11. A system of managing multicasting, the system comprising:

a logic unit for determining one or more topics of interest for a first node in a multicasting network;

a logic unit for selecting a second node in the network that shares at least a first topic of interest with the first node;

a logic unit for establishing a connection between the first node and the second node so that the second node covers at least the first topic of interest; and

a logic unit for establishing additional connections between the first node and at least a third node in the network that covers at least the first topic of interest, in response to determining that the first node is not covered by a total of K nodes with respect to the first topic of interest.

12. The system of claim 11, further comprising:

a logic unit for determining whether the first node's coverage with respect to at least the first topic has exceeded a threshold; and

a logic unit for disconnecting the first node from at least the third node.

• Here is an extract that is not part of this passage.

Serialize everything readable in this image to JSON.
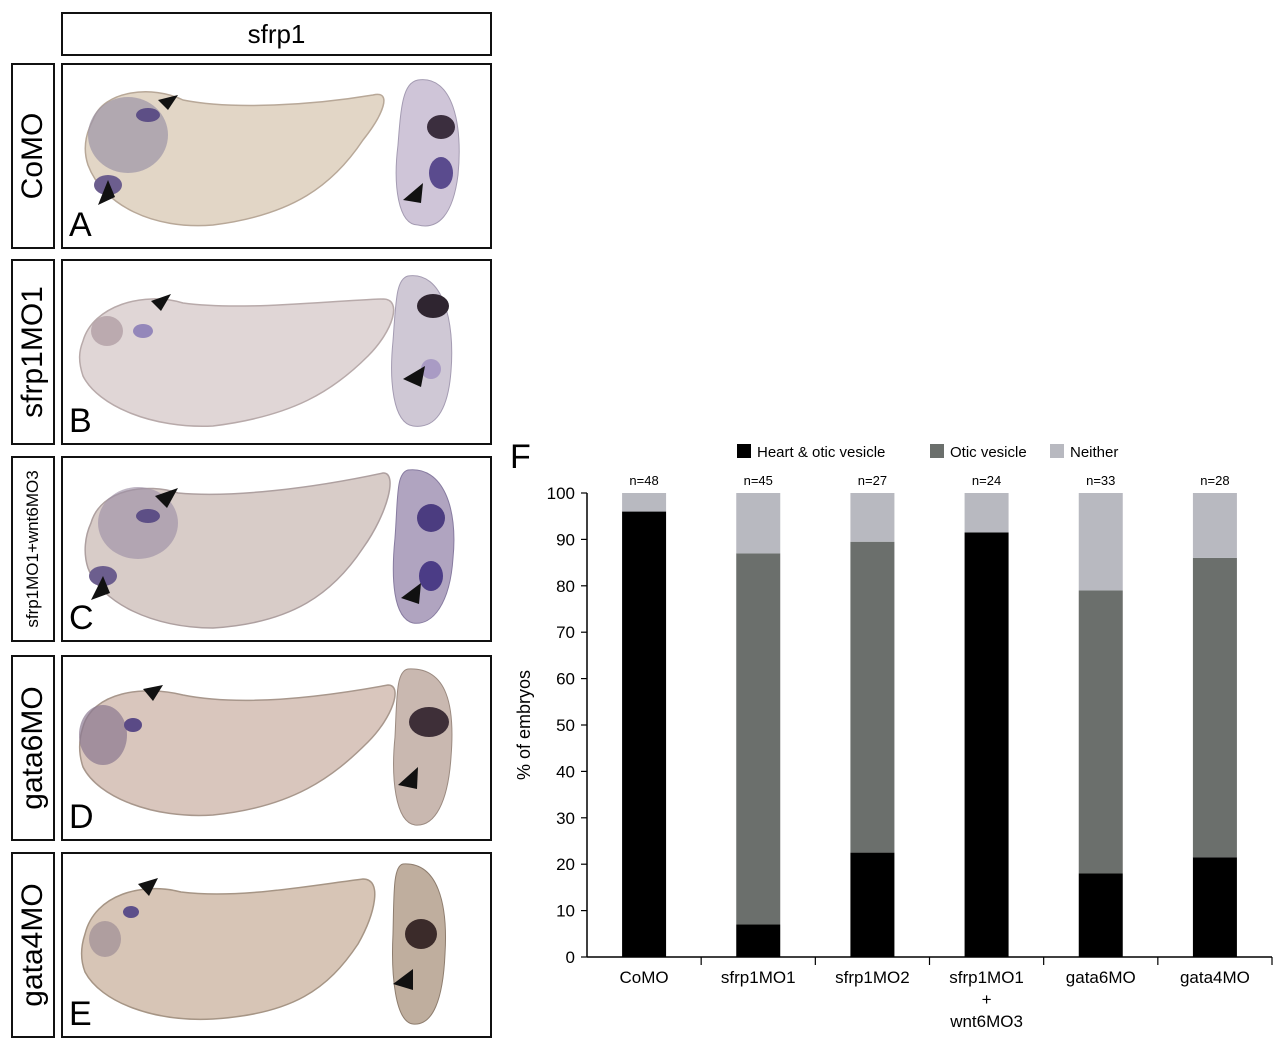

13. The system of claim 12, wherein the first node is disconnected from at least the third node, in response to determining that the third node remains K times covered with respect to at least one topic of interest to the third node after the connection between the first node and the third node is disconnected.

14. The system of claim 11, wherein the first node has X topics of interest, and wherein the selected second node shares highest number of topics of interest with the first node in comparison to the other nodes in the network, so that when a connection is established between the first node and the second node, the second node covers the highest number of topics of interest for the first node in comparison with remaining unconnected nodes in the network.

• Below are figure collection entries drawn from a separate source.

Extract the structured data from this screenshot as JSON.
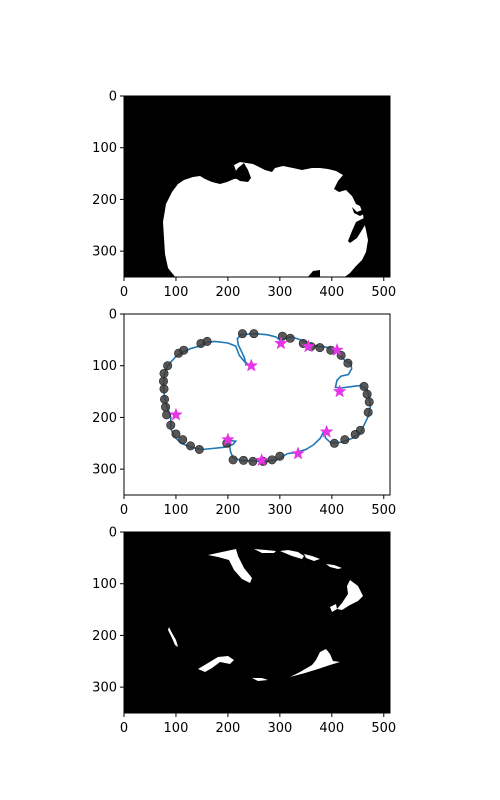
{
  "chart_data": [
    {
      "type": "image",
      "panel": "binary-mask",
      "xlim": [
        0,
        512
      ],
      "ylim": [
        350,
        0
      ],
      "xticks": [
        "0",
        "100",
        "200",
        "300",
        "400",
        "500"
      ],
      "yticks": [
        "0",
        "100",
        "200",
        "300"
      ],
      "background": "#000000",
      "foreground": "#ffffff"
    },
    {
      "type": "scatter",
      "panel": "contour-keypoints",
      "xlim": [
        0,
        512
      ],
      "ylim": [
        350,
        0
      ],
      "xticks": [
        "0",
        "100",
        "200",
        "300",
        "400",
        "500"
      ],
      "yticks": [
        "0",
        "100",
        "200",
        "300"
      ],
      "contour_color": "#1f77b4",
      "circle_color": "#3b3b3b",
      "star_color": "#e535e6",
      "contour": [
        [
          235,
          100
        ],
        [
          232,
          85
        ],
        [
          226,
          72
        ],
        [
          220,
          60
        ],
        [
          218,
          48
        ],
        [
          225,
          40
        ],
        [
          250,
          38
        ],
        [
          275,
          40
        ],
        [
          292,
          44
        ],
        [
          302,
          52
        ],
        [
          310,
          47
        ],
        [
          322,
          44
        ],
        [
          340,
          50
        ],
        [
          360,
          58
        ],
        [
          375,
          63
        ],
        [
          388,
          64
        ],
        [
          400,
          67
        ],
        [
          415,
          78
        ],
        [
          425,
          90
        ],
        [
          437,
          96
        ],
        [
          438,
          106
        ],
        [
          432,
          117
        ],
        [
          418,
          120
        ],
        [
          410,
          128
        ],
        [
          407,
          142
        ],
        [
          418,
          143
        ],
        [
          440,
          140
        ],
        [
          455,
          138
        ],
        [
          468,
          146
        ],
        [
          472,
          162
        ],
        [
          474,
          180
        ],
        [
          470,
          198
        ],
        [
          462,
          215
        ],
        [
          455,
          230
        ],
        [
          440,
          240
        ],
        [
          418,
          248
        ],
        [
          398,
          249
        ],
        [
          388,
          240
        ],
        [
          384,
          228
        ],
        [
          378,
          240
        ],
        [
          365,
          253
        ],
        [
          350,
          262
        ],
        [
          330,
          268
        ],
        [
          315,
          270
        ],
        [
          306,
          275
        ],
        [
          295,
          282
        ],
        [
          270,
          285
        ],
        [
          245,
          284
        ],
        [
          225,
          283
        ],
        [
          210,
          278
        ],
        [
          205,
          266
        ],
        [
          203,
          252
        ],
        [
          205,
          245
        ],
        [
          215,
          246
        ],
        [
          210,
          252
        ],
        [
          200,
          256
        ],
        [
          190,
          258
        ],
        [
          170,
          260
        ],
        [
          150,
          262
        ],
        [
          130,
          258
        ],
        [
          110,
          250
        ],
        [
          98,
          238
        ],
        [
          90,
          222
        ],
        [
          90,
          200
        ],
        [
          83,
          180
        ],
        [
          78,
          160
        ],
        [
          76,
          140
        ],
        [
          77,
          120
        ],
        [
          84,
          100
        ],
        [
          100,
          82
        ],
        [
          115,
          73
        ],
        [
          128,
          67
        ],
        [
          145,
          62
        ],
        [
          158,
          55
        ],
        [
          175,
          53
        ],
        [
          200,
          56
        ],
        [
          215,
          62
        ],
        [
          222,
          80
        ],
        [
          232,
          92
        ],
        [
          243,
          100
        ]
      ],
      "circles": [
        [
          228,
          38
        ],
        [
          250,
          38
        ],
        [
          305,
          43
        ],
        [
          320,
          47
        ],
        [
          345,
          57
        ],
        [
          360,
          63
        ],
        [
          377,
          65
        ],
        [
          398,
          70
        ],
        [
          418,
          80
        ],
        [
          431,
          95
        ],
        [
          462,
          140
        ],
        [
          468,
          155
        ],
        [
          472,
          170
        ],
        [
          470,
          190
        ],
        [
          455,
          225
        ],
        [
          445,
          233
        ],
        [
          425,
          243
        ],
        [
          405,
          250
        ],
        [
          300,
          275
        ],
        [
          285,
          282
        ],
        [
          268,
          285
        ],
        [
          248,
          285
        ],
        [
          230,
          283
        ],
        [
          210,
          282
        ],
        [
          198,
          250
        ],
        [
          145,
          262
        ],
        [
          128,
          255
        ],
        [
          113,
          243
        ],
        [
          100,
          232
        ],
        [
          90,
          215
        ],
        [
          82,
          195
        ],
        [
          80,
          180
        ],
        [
          78,
          165
        ],
        [
          77,
          145
        ],
        [
          76,
          130
        ],
        [
          77,
          115
        ],
        [
          84,
          100
        ],
        [
          105,
          76
        ],
        [
          115,
          70
        ],
        [
          148,
          57
        ],
        [
          160,
          53
        ]
      ],
      "stars": [
        [
          245,
          100
        ],
        [
          302,
          57
        ],
        [
          355,
          63
        ],
        [
          410,
          70
        ],
        [
          415,
          150
        ],
        [
          100,
          195
        ],
        [
          200,
          243
        ],
        [
          265,
          283
        ],
        [
          335,
          270
        ],
        [
          390,
          228
        ]
      ]
    },
    {
      "type": "image",
      "panel": "difference-mask",
      "xlim": [
        0,
        512
      ],
      "ylim": [
        350,
        0
      ],
      "xticks": [
        "0",
        "100",
        "200",
        "300",
        "400",
        "500"
      ],
      "yticks": [
        "0",
        "100",
        "200",
        "300"
      ],
      "background": "#000000",
      "foreground": "#ffffff"
    }
  ]
}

15. The system of claim 14, wherein the additional connections with the third node is established such that the third node covers the highest number of topics of interest for the first node in comparison with remaining unconnected nodes in the network.

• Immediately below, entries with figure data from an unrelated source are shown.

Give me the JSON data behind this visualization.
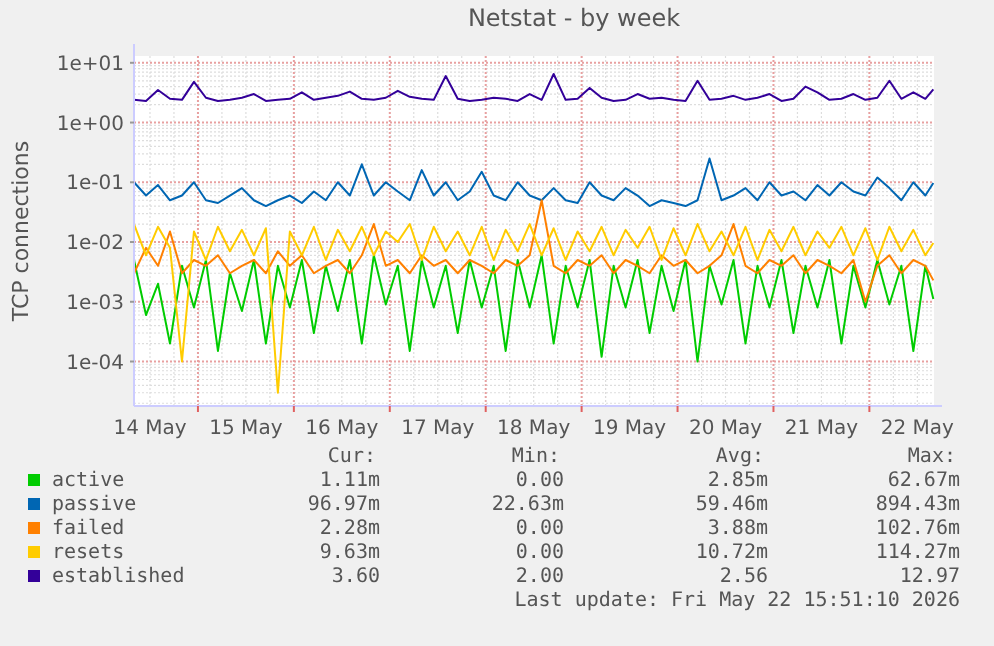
{
  "chart_data": {
    "type": "line",
    "title": "Netstat - by week",
    "ylabel": "TCP connections",
    "log": "y",
    "grid": true,
    "legend": "bottom",
    "marker": "none",
    "line_style": "solid",
    "xlim": [
      "2026-05-14T08:00",
      "2026-05-22T16:10"
    ],
    "ylim": [
      1.8e-05,
      13
    ],
    "yticks": [
      {
        "value": 10,
        "label": "1e+01"
      },
      {
        "value": 1,
        "label": "1e+00"
      },
      {
        "value": 0.1,
        "label": "1e-01"
      },
      {
        "value": 0.01,
        "label": "1e-02"
      },
      {
        "value": 0.001,
        "label": "1e-03"
      },
      {
        "value": 0.0001,
        "label": "1e-04"
      }
    ],
    "xticks": [
      {
        "value": "2026-05-14T12:00",
        "label": "14 May"
      },
      {
        "value": "2026-05-15T00:00",
        "label": null
      },
      {
        "value": "2026-05-15T12:00",
        "label": "15 May"
      },
      {
        "value": "2026-05-16T00:00",
        "label": null
      },
      {
        "value": "2026-05-16T12:00",
        "label": "16 May"
      },
      {
        "value": "2026-05-17T00:00",
        "label": null
      },
      {
        "value": "2026-05-17T12:00",
        "label": "17 May"
      },
      {
        "value": "2026-05-18T00:00",
        "label": null
      },
      {
        "value": "2026-05-18T12:00",
        "label": "18 May"
      },
      {
        "value": "2026-05-19T00:00",
        "label": null
      },
      {
        "value": "2026-05-19T12:00",
        "label": "19 May"
      },
      {
        "value": "2026-05-20T00:00",
        "label": null
      },
      {
        "value": "2026-05-20T12:00",
        "label": "20 May"
      },
      {
        "value": "2026-05-21T00:00",
        "label": null
      },
      {
        "value": "2026-05-21T12:00",
        "label": "21 May"
      },
      {
        "value": "2026-05-22T00:00",
        "label": null
      },
      {
        "value": "2026-05-22T12:00",
        "label": "22 May"
      }
    ],
    "x": [
      "2026-05-14T08:00",
      "2026-05-14T11:00",
      "2026-05-14T14:00",
      "2026-05-14T17:00",
      "2026-05-14T20:00",
      "2026-05-14T23:00",
      "2026-05-15T02:00",
      "2026-05-15T05:00",
      "2026-05-15T08:00",
      "2026-05-15T11:00",
      "2026-05-15T14:00",
      "2026-05-15T17:00",
      "2026-05-15T20:00",
      "2026-05-15T23:00",
      "2026-05-16T02:00",
      "2026-05-16T05:00",
      "2026-05-16T08:00",
      "2026-05-16T11:00",
      "2026-05-16T14:00",
      "2026-05-16T17:00",
      "2026-05-16T20:00",
      "2026-05-16T23:00",
      "2026-05-17T02:00",
      "2026-05-17T05:00",
      "2026-05-17T08:00",
      "2026-05-17T11:00",
      "2026-05-17T14:00",
      "2026-05-17T17:00",
      "2026-05-17T20:00",
      "2026-05-17T23:00",
      "2026-05-18T02:00",
      "2026-05-18T05:00",
      "2026-05-18T08:00",
      "2026-05-18T11:00",
      "2026-05-18T14:00",
      "2026-05-18T17:00",
      "2026-05-18T20:00",
      "2026-05-18T23:00",
      "2026-05-19T02:00",
      "2026-05-19T05:00",
      "2026-05-19T08:00",
      "2026-05-19T11:00",
      "2026-05-19T14:00",
      "2026-05-19T17:00",
      "2026-05-19T20:00",
      "2026-05-19T23:00",
      "2026-05-20T02:00",
      "2026-05-20T05:00",
      "2026-05-20T08:00",
      "2026-05-20T11:00",
      "2026-05-20T14:00",
      "2026-05-20T17:00",
      "2026-05-20T20:00",
      "2026-05-20T23:00",
      "2026-05-21T02:00",
      "2026-05-21T05:00",
      "2026-05-21T08:00",
      "2026-05-21T11:00",
      "2026-05-21T14:00",
      "2026-05-21T17:00",
      "2026-05-21T20:00",
      "2026-05-21T23:00",
      "2026-05-22T02:00",
      "2026-05-22T05:00",
      "2026-05-22T08:00",
      "2026-05-22T11:00",
      "2026-05-22T14:00",
      "2026-05-22T16:00"
    ],
    "series": [
      {
        "name": "active",
        "color": "#00cc00",
        "values": [
          0.005,
          0.0006,
          0.002,
          0.0002,
          0.004,
          0.0008,
          0.005,
          0.00015,
          0.003,
          0.0007,
          0.005,
          0.0002,
          0.004,
          0.0008,
          0.005,
          0.0003,
          0.004,
          0.0007,
          0.005,
          0.0002,
          0.006,
          0.0009,
          0.004,
          0.00015,
          0.005,
          0.0008,
          0.004,
          0.0003,
          0.005,
          0.0008,
          0.004,
          0.00015,
          0.005,
          0.0008,
          0.006,
          0.0002,
          0.004,
          0.0008,
          0.005,
          0.00012,
          0.004,
          0.0008,
          0.005,
          0.0003,
          0.004,
          0.0007,
          0.005,
          0.0001,
          0.004,
          0.0009,
          0.005,
          0.0002,
          0.004,
          0.0008,
          0.005,
          0.0003,
          0.004,
          0.0008,
          0.005,
          0.0002,
          0.004,
          0.0008,
          0.005,
          0.0009,
          0.004,
          0.00015,
          0.004,
          0.00111
        ]
      },
      {
        "name": "passive",
        "color": "#0066b3",
        "values": [
          0.1,
          0.06,
          0.09,
          0.05,
          0.06,
          0.1,
          0.05,
          0.045,
          0.06,
          0.08,
          0.05,
          0.04,
          0.05,
          0.06,
          0.045,
          0.07,
          0.05,
          0.1,
          0.06,
          0.2,
          0.06,
          0.1,
          0.07,
          0.05,
          0.16,
          0.06,
          0.1,
          0.05,
          0.07,
          0.15,
          0.06,
          0.05,
          0.1,
          0.06,
          0.05,
          0.08,
          0.05,
          0.045,
          0.1,
          0.06,
          0.05,
          0.08,
          0.06,
          0.04,
          0.05,
          0.045,
          0.04,
          0.05,
          0.25,
          0.05,
          0.06,
          0.08,
          0.05,
          0.1,
          0.06,
          0.07,
          0.05,
          0.09,
          0.06,
          0.1,
          0.07,
          0.06,
          0.12,
          0.08,
          0.05,
          0.1,
          0.06,
          0.097
        ]
      },
      {
        "name": "failed",
        "color": "#ff8000",
        "values": [
          0.003,
          0.008,
          0.004,
          0.015,
          0.003,
          0.005,
          0.004,
          0.006,
          0.003,
          0.004,
          0.005,
          0.003,
          0.007,
          0.004,
          0.006,
          0.003,
          0.004,
          0.005,
          0.003,
          0.006,
          0.02,
          0.004,
          0.005,
          0.003,
          0.006,
          0.004,
          0.005,
          0.003,
          0.005,
          0.004,
          0.003,
          0.005,
          0.004,
          0.006,
          0.05,
          0.004,
          0.003,
          0.005,
          0.004,
          0.006,
          0.003,
          0.005,
          0.004,
          0.003,
          0.006,
          0.004,
          0.005,
          0.003,
          0.004,
          0.006,
          0.02,
          0.004,
          0.003,
          0.005,
          0.004,
          0.006,
          0.003,
          0.005,
          0.004,
          0.003,
          0.005,
          0.001,
          0.004,
          0.006,
          0.003,
          0.005,
          0.004,
          0.00228
        ]
      },
      {
        "name": "resets",
        "color": "#ffcc00",
        "values": [
          0.02,
          0.006,
          0.018,
          0.008,
          0.0001,
          0.015,
          0.005,
          0.018,
          0.007,
          0.016,
          0.006,
          0.017,
          3e-05,
          0.015,
          0.006,
          0.018,
          0.005,
          0.016,
          0.007,
          0.018,
          0.006,
          0.015,
          0.01,
          0.02,
          0.005,
          0.018,
          0.007,
          0.015,
          0.006,
          0.018,
          0.005,
          0.016,
          0.007,
          0.02,
          0.006,
          0.017,
          0.005,
          0.015,
          0.007,
          0.018,
          0.006,
          0.016,
          0.008,
          0.018,
          0.005,
          0.017,
          0.006,
          0.02,
          0.007,
          0.015,
          0.006,
          0.018,
          0.005,
          0.016,
          0.007,
          0.018,
          0.006,
          0.015,
          0.008,
          0.018,
          0.006,
          0.017,
          0.005,
          0.018,
          0.007,
          0.016,
          0.006,
          0.00963
        ]
      },
      {
        "name": "established",
        "color": "#330099",
        "values": [
          2.4,
          2.3,
          3.5,
          2.5,
          2.4,
          4.8,
          2.6,
          2.3,
          2.4,
          2.6,
          3.0,
          2.3,
          2.4,
          2.5,
          3.2,
          2.4,
          2.6,
          2.8,
          3.3,
          2.5,
          2.4,
          2.6,
          3.4,
          2.7,
          2.5,
          2.4,
          6.0,
          2.5,
          2.3,
          2.4,
          2.6,
          2.5,
          2.3,
          3.0,
          2.4,
          6.5,
          2.4,
          2.5,
          3.8,
          2.6,
          2.3,
          2.4,
          3.0,
          2.5,
          2.6,
          2.4,
          2.3,
          5.0,
          2.4,
          2.5,
          2.8,
          2.4,
          2.6,
          3.0,
          2.3,
          2.5,
          4.0,
          3.2,
          2.4,
          2.5,
          3.0,
          2.4,
          2.6,
          5.0,
          2.5,
          3.2,
          2.5,
          3.6
        ]
      }
    ],
    "annotations": [
      "Cur:",
      "Min:",
      "Avg:",
      "Max:",
      "1.11m",
      "0.00",
      "2.85m",
      "62.67m",
      "96.97m",
      "22.63m",
      "59.46m",
      "894.43m",
      "2.28m",
      "0.00",
      "3.88m",
      "102.76m",
      "9.63m",
      "0.00",
      "10.72m",
      "114.27m",
      "3.60",
      "2.00",
      "2.56",
      "12.97",
      "Last update: Fri May 22 15:51:10 2026"
    ]
  }
}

16. A computer program product comprising a computer useable medium having a computer readable program, wherein the computer readable program when executed on a computer causes the computer to:

determine one or more topics of interest for a first node in a network;

select a second node in the network that shares at least a first topic of interest with the first node;

establish a connection between the first node and the second node so that the second node covers at least the first topic of interest; and

establish additional connections between the first node and at least a third node in the network that covers at least the first topic of interest, in response to determining that the first node is not covered by a total of K nodes with respect to the first topic of interest.

17. The computer program product of claim 16, wherein the computer readable program when executed on a computer causes the computer to:

determine whether the first node's coverage with respect to at least the first topic has exceeded a threshold; and

disconnect the first node from at least the third node.

18. The computer program product of claim 17, wherein the computer readable program when executed on a computer causes the computer to disconnect the first node from at least the third node, in response to determining that the third node remains K times covered with respect to at least one topic of interest to the third node after the connection between the first node and the third node is disconnected.

19. The computer program product of claim 16, wherein the computer readable program when executed on a computer causes the computer to establish the first node has X NX topics of interest, and select the second node which shares highest number of topics of interest with the first node in comparison to the other nodes in the network, so that when a connection is established between the first node and the second node, the second node covers the highest number of topics of interest for the first node in comparison with remaining unconnected nodes in the network.

20. The computer program product of claim 19, wherein the computer readable program when executed on a computer causes the computer to establish the additional connections with the third node such that the third node covers the highest number of topics of interest for the first node in comparison with remaining unconnected nodes in the network.